You may know that refugees are flooding into southern Bangladesh, not far from Memorial Christian Hospital. You may know, too, that MCH is daily performing an average of 12 surgeries on refugee patients sent to us by MSF (Doctors Without Borders) and other organizations working in the camps. The needs, on every level, are greater than we can imagine. We are hoping to expand our ability to serve this needy people group through our partnership with Samaritan's Purse. They have already supplied funds for a temporary unit to care for the refugee patients.
Recently, I had an opportunity to visit one of the refugee camps near us. It was an experience beyond words. I cannot adequately describe the things I saw that day, but I will try to help you catch a glimpse of what it was like.
Our first stop in the camp was at the MSF clinic that sends its surgical patients to us. There were masses of people at the clinic to get help. It was helpful for us to learn about what capabilities the clinic has and what is available for follow-up care after our patients return to the camp. We enjoyed seeing some of our previous patients at the clinic for their follow-up visits and looking well.

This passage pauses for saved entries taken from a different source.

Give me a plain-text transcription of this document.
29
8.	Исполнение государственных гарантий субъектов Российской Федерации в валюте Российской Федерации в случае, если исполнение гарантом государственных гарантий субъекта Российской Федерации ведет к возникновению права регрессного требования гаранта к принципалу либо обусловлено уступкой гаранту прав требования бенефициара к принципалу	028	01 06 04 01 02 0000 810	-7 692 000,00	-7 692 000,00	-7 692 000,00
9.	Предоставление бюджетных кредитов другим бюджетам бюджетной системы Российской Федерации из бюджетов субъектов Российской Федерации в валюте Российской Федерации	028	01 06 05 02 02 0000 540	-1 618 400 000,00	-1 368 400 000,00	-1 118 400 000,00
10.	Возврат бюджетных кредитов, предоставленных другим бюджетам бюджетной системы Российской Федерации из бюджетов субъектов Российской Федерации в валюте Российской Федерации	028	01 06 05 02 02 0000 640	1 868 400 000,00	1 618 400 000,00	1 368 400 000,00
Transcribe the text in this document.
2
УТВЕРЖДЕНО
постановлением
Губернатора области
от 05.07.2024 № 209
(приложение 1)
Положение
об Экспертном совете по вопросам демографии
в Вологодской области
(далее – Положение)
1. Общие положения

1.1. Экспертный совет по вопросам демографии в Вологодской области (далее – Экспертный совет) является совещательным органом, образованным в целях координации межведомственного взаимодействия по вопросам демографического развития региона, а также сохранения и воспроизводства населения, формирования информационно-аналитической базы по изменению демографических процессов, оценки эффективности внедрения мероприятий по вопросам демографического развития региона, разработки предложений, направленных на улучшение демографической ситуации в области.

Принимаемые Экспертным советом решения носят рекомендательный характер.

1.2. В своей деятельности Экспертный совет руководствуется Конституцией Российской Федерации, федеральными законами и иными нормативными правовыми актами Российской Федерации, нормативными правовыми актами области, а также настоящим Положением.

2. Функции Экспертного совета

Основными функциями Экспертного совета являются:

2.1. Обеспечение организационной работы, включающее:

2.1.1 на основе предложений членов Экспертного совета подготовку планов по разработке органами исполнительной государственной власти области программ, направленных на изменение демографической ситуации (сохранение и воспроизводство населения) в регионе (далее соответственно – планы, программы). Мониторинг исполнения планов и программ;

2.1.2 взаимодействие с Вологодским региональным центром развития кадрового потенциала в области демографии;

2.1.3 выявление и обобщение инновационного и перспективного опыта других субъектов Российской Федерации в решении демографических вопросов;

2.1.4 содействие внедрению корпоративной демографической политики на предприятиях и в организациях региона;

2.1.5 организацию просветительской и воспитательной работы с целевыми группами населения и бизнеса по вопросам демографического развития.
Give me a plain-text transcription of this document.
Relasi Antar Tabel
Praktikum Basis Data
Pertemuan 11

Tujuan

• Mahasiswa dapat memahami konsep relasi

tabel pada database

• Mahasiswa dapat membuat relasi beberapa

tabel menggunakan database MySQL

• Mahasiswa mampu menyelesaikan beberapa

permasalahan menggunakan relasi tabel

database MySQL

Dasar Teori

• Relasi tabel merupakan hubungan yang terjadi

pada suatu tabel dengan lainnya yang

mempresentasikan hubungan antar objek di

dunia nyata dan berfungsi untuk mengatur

After leaving the clinic we drove up the main road of the camp. Hill after hill has been cleared of trees and foliage and covered with tiny little tents. We saw a hill that was in the process of being cleared in preparation for more tents as still more people arrive. We passed several food distribution sites as we drove. We saw men preparing for latrine construction. Everywhere we looked we saw destitute, hurting people. It is estimated that almost one million refugees have come to Bangladesh since August. As I look at the situation around us my heart cries out with the Psalmist, “It is time for thee, Lord, to work: for they have made void thy law” (Psalm 119:126).
It is bittersweet when our patients leave the hospital to go back to the camp. I am glad they are well and happy that they will be back with their families, but also sad knowing they don’t have a home to go back to. Each of these people has lost much. Many have lost family members.
Patient census in the hospital continues to be very high as we care for refugee patients as well as patients from our local community. Each member of our team is carrying a heavy load. The people in laundry are washing much more linen than normal. The doctors are seeing more patients than usual. The drivers are making more trips to town. Everyone is involved and working very hard. Please pray for us.
- Praise God for his faithfulness.
- Praise God for provision of help.
- Pray for hope and healing for our patients.
- Pray that God will sustain us.
- Pray that we will do our work carefully and well.
- Pray for direction as we make decisions about how to navigate in this situation as we go forward.
- Pray for provision of the staff needed for the increased patient volume.